Fourteen randomised controlled trials (RCTs) with 760 patients were included:
1 RCT (42 patients) examined shortwave pre-exercise diathermy,
1 RCT (74 patients) examined ultrasound pre-exercise diathermy,
2 RCTs (97 patients) examined quadriceps strengthening exercise,
1 RCT (222 patients) examined stretching, strengthening andaerobic exercise,
1 RCT (70 patients) examined capsaicin,
2 RCTs (58 patients) examined laser therapy,
2 RCTs (72 patients) examined acupuncture,
3 RCTs (98 patients) examined TENS, and
1 RCT (27 patients) examined PEMF.
Of the seven therapies exercise had the strongest evidence for a beneficial effect. There were no data on the efficacy of exercise specifically for hip osteoarthritis.

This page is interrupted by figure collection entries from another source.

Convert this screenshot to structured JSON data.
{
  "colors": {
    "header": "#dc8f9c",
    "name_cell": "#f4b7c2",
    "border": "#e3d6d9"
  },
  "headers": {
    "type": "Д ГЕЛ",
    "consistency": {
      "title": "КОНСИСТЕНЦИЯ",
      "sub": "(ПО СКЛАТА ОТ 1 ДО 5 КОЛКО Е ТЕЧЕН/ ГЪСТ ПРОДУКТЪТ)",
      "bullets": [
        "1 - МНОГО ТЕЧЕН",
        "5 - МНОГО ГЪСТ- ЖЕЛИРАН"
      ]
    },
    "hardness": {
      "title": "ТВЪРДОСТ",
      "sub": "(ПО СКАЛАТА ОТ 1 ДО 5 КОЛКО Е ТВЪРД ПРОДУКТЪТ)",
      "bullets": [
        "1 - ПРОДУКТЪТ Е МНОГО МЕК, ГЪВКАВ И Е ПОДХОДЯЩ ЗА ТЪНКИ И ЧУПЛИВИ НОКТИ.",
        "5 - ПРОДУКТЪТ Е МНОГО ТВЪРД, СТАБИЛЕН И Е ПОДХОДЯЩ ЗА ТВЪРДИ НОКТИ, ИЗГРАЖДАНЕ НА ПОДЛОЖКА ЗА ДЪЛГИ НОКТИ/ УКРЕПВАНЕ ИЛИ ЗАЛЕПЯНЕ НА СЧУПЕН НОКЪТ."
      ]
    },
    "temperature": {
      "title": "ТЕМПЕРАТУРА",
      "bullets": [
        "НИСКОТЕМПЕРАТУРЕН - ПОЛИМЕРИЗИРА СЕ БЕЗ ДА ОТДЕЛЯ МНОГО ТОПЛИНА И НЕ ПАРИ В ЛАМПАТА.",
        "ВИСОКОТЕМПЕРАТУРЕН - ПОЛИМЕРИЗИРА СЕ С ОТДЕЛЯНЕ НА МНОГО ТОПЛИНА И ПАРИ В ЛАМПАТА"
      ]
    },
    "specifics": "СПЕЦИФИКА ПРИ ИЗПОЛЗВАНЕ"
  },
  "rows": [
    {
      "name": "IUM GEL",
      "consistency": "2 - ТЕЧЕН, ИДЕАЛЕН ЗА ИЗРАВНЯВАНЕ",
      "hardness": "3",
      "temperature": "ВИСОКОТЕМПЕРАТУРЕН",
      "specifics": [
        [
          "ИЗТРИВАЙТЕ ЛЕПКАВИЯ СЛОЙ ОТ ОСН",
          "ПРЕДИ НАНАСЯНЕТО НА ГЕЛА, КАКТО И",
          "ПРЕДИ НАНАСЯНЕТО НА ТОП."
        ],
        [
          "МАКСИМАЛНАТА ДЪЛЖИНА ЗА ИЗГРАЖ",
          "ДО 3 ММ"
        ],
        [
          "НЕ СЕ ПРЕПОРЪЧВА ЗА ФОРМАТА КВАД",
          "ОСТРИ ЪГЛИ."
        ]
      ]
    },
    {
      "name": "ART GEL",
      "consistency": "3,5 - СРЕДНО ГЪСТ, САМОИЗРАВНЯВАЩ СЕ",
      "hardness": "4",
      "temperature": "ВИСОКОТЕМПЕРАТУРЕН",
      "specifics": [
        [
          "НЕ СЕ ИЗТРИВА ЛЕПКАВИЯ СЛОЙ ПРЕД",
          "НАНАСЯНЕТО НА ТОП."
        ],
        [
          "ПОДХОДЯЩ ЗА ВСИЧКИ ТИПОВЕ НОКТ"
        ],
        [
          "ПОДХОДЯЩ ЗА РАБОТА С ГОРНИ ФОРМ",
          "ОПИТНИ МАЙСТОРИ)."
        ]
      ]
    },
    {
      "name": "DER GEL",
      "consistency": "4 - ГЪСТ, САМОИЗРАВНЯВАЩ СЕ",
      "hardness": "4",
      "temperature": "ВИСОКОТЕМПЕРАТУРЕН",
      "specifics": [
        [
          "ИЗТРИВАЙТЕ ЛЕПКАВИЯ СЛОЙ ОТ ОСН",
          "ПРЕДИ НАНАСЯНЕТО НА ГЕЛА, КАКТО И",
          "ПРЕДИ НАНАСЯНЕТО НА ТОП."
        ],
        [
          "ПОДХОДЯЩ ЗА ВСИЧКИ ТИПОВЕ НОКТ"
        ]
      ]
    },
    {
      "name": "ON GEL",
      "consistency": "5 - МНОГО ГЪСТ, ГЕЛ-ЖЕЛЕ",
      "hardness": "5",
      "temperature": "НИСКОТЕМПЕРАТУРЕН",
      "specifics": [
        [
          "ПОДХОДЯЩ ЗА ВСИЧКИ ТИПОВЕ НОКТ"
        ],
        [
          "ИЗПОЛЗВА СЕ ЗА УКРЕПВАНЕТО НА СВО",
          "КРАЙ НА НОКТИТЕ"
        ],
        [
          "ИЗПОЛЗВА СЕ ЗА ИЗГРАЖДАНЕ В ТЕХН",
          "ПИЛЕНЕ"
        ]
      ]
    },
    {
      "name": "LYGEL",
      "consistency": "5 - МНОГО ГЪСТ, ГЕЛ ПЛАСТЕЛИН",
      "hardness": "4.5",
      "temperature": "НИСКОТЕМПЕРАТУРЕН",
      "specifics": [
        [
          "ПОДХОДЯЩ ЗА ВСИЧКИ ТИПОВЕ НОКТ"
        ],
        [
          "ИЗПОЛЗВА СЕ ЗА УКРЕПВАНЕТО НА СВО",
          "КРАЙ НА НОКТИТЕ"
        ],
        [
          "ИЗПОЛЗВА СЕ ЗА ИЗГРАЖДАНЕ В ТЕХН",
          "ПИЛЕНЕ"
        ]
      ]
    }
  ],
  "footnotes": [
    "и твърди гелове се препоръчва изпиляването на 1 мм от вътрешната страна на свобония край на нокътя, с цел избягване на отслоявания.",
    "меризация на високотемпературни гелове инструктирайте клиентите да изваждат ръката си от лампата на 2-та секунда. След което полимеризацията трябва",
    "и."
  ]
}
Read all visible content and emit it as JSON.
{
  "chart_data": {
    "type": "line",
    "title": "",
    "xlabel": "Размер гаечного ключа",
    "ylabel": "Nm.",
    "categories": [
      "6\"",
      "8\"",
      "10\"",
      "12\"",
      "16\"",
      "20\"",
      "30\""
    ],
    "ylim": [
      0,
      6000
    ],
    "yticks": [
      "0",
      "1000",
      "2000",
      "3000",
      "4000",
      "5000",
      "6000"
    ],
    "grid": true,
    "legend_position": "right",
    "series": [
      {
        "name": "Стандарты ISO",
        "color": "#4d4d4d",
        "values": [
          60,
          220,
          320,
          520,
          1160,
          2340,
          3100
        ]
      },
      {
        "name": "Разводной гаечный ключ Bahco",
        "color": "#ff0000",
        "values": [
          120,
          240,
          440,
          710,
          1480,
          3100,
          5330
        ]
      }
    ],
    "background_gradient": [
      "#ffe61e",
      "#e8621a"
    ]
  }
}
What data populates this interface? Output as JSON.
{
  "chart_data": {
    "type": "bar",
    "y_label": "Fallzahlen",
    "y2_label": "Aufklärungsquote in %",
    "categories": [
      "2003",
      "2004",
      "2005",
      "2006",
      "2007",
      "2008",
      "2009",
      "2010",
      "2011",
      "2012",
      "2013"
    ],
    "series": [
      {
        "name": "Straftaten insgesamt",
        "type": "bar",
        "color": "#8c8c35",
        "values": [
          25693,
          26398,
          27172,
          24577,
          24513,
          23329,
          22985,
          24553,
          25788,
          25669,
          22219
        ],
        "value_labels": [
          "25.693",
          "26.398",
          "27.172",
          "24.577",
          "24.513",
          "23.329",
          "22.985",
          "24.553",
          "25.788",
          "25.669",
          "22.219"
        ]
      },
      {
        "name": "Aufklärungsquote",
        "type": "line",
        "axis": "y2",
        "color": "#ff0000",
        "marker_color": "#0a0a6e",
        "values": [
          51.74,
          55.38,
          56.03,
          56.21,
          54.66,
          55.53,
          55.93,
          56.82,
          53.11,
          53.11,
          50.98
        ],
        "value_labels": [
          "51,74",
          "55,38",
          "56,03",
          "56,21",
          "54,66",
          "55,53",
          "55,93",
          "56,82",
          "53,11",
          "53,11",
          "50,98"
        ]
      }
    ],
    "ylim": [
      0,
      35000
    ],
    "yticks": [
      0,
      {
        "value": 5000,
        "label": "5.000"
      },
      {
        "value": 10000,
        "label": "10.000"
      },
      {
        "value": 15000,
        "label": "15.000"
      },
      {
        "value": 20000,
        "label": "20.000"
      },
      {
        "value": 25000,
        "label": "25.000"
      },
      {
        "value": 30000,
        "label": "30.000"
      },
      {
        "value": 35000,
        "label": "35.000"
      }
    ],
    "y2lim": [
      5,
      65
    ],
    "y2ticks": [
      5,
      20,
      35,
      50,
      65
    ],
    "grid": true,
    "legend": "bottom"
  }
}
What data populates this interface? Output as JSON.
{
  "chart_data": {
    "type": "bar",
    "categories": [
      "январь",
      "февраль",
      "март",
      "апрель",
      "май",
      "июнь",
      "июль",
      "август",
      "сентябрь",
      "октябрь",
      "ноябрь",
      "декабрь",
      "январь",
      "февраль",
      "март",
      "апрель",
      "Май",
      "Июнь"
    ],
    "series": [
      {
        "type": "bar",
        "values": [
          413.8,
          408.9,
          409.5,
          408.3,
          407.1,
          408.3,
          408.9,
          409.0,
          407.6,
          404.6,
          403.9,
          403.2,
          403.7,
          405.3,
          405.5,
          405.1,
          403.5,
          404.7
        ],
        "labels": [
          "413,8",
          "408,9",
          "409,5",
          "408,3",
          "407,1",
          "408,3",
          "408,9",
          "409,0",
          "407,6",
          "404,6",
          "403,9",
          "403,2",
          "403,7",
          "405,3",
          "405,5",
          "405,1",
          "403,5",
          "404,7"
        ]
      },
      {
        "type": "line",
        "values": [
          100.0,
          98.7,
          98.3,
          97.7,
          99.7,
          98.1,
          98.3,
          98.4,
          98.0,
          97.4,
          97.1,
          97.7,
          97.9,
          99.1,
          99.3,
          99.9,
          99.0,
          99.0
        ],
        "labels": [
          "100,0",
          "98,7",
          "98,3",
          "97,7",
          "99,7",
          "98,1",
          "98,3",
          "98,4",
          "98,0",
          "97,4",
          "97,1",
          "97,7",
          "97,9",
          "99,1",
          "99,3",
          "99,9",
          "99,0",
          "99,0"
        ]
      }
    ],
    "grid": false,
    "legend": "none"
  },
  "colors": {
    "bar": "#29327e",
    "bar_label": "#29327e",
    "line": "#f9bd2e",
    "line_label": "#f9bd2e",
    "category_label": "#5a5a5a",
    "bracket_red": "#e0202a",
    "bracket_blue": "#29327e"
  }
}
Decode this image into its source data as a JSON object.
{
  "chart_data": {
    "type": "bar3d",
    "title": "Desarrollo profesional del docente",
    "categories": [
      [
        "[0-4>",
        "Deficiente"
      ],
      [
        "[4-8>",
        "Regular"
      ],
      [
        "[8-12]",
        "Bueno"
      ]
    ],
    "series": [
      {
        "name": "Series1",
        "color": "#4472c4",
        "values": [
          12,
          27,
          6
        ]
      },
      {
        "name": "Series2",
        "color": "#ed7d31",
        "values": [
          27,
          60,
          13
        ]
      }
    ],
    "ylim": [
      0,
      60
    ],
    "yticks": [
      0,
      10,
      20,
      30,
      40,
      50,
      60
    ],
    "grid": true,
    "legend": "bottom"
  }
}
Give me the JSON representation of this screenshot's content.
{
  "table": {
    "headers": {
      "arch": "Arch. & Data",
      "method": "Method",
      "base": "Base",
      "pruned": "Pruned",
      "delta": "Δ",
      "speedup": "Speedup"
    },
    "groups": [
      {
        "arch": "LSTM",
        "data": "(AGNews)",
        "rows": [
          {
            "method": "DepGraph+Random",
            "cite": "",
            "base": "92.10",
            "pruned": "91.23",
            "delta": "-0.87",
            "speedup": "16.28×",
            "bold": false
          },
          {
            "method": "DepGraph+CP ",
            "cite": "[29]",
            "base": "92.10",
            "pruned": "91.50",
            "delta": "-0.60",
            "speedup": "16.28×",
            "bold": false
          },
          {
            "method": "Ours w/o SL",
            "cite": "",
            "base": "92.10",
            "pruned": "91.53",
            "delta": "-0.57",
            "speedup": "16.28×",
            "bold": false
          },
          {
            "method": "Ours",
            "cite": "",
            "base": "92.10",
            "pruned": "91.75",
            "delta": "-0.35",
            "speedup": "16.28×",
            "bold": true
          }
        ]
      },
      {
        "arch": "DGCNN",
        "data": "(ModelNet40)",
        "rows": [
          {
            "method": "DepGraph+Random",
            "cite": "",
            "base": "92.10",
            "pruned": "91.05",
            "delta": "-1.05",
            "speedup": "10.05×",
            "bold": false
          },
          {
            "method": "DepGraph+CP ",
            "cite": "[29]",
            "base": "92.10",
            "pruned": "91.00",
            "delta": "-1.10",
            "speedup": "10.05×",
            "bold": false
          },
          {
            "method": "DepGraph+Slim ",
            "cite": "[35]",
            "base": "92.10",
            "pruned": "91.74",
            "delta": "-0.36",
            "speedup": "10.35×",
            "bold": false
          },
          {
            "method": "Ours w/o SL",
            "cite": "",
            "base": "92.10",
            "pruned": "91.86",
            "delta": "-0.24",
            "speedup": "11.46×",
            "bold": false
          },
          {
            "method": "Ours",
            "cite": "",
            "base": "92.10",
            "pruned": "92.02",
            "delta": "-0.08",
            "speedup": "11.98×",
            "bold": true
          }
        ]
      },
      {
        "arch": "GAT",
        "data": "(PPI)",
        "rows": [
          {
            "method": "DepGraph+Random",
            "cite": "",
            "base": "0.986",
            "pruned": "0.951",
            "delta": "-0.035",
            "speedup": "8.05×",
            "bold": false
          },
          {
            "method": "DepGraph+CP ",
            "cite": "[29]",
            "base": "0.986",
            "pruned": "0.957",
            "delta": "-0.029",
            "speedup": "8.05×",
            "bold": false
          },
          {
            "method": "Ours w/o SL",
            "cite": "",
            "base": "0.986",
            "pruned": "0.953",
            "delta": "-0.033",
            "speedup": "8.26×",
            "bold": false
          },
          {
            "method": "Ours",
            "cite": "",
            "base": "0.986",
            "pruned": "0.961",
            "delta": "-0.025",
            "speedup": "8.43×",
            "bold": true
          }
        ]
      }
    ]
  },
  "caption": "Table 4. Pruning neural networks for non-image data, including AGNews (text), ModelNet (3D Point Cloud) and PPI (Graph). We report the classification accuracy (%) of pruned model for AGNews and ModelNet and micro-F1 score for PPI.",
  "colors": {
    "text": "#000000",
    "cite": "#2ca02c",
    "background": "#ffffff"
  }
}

Available evidence suggests that diathermy provides no benefit in terms of pain reduction or improvement in function when added to an exercise programme.
Data were insufficient to evaluate the efficacy of the other five therapies. A single trial of topical treatment with capsaicin suggests it may be useful in reducing pain associated with knee osteoarthritis. Laser treatment may also be useful in reducing the pain and disability associated with knee osteoarthritis, but additional evaluation is required in view of an unusually strong intervention effect and weak placebo effect. The trials of acupuncture gave inconsistent results. TENS studies all reported superior pain control with active treatment but all exhibited a strong placebo effect. PEMF therapy was reported to reduce pain, but the study was small and further evaluation is required.